Paul Mezger (born 23 November 1637, at Eichstädt; died 12 April 1702 at Salzburg) was an Austrian Benedictine theologian and academic of St. Peter's Archabbey, Salzburg.

==Life==

He took vows in 1653 and was ordained priest in 1660. He taught at the gymnasium of Salzburg, 1660–4. He was master of novices and director of clerics, 1664–6, and taught philosophy, first at the University of Salzburg, 1668–70; then at the monastery of Göttweig, 1671–2.

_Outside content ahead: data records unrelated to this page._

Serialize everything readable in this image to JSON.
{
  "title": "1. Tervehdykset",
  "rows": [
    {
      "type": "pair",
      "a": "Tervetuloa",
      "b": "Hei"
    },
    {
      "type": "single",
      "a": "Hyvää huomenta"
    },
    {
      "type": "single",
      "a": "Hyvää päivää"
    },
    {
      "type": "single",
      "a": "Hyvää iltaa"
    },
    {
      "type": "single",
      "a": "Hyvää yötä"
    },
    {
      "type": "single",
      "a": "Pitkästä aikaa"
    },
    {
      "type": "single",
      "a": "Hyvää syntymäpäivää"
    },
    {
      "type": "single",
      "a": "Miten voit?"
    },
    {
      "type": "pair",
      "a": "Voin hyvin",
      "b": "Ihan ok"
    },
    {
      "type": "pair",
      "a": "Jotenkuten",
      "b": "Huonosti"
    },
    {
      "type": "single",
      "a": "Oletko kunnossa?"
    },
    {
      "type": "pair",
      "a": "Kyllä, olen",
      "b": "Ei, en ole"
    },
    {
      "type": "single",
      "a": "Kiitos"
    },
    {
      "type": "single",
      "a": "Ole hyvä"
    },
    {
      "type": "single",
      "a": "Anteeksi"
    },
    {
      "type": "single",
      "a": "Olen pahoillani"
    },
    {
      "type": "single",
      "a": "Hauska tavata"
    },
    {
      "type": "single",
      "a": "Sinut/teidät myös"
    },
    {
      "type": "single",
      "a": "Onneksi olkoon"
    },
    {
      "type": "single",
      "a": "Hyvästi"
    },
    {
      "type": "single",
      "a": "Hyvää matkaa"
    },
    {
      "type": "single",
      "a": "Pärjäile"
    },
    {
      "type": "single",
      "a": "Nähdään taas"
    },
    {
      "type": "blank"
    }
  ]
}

Returning to the University of Salzburg, he taught theology, 1673–88, and exegesis and polemics, 1689–1700. In 1683 he had succeeded his deceased brother Joseph Mezger as vice-chancellor.

==Works==

His major work is: "Theologia scholastica secundum viam et doctrinam D. Thomae" (4 volumes, Augsburg, 1695, 1719), on dogmatic theology. The author's treatments of the Immaculate Conception and of papal infallibility are in accordance with the later definitions of 1854 and 1870, respectively.

His other works are:

- "Somnia philosophorum de possibilibus et impossibilibus" (Salzburg, 1670);
- "Contemplationes philosophicæ magnæ urbis cœlestis et elementaris" (ib., 1670);
- "Mercurius logicus" (ib., 1671);
- "De gratia Dei" (ib., 1675);
- "Allocutiones de mediis pietatis Marianæ" (ib., 1677);
- "Orationes partheniæ, miscellaneæ, sacroprofanæ, problemata inauguralia seu orationes academicæ" (ib., 1699–1700);
- "Sacra historia de gentis hebraicæ ortu" (Dillingen, 1700; Augsburg, 1715).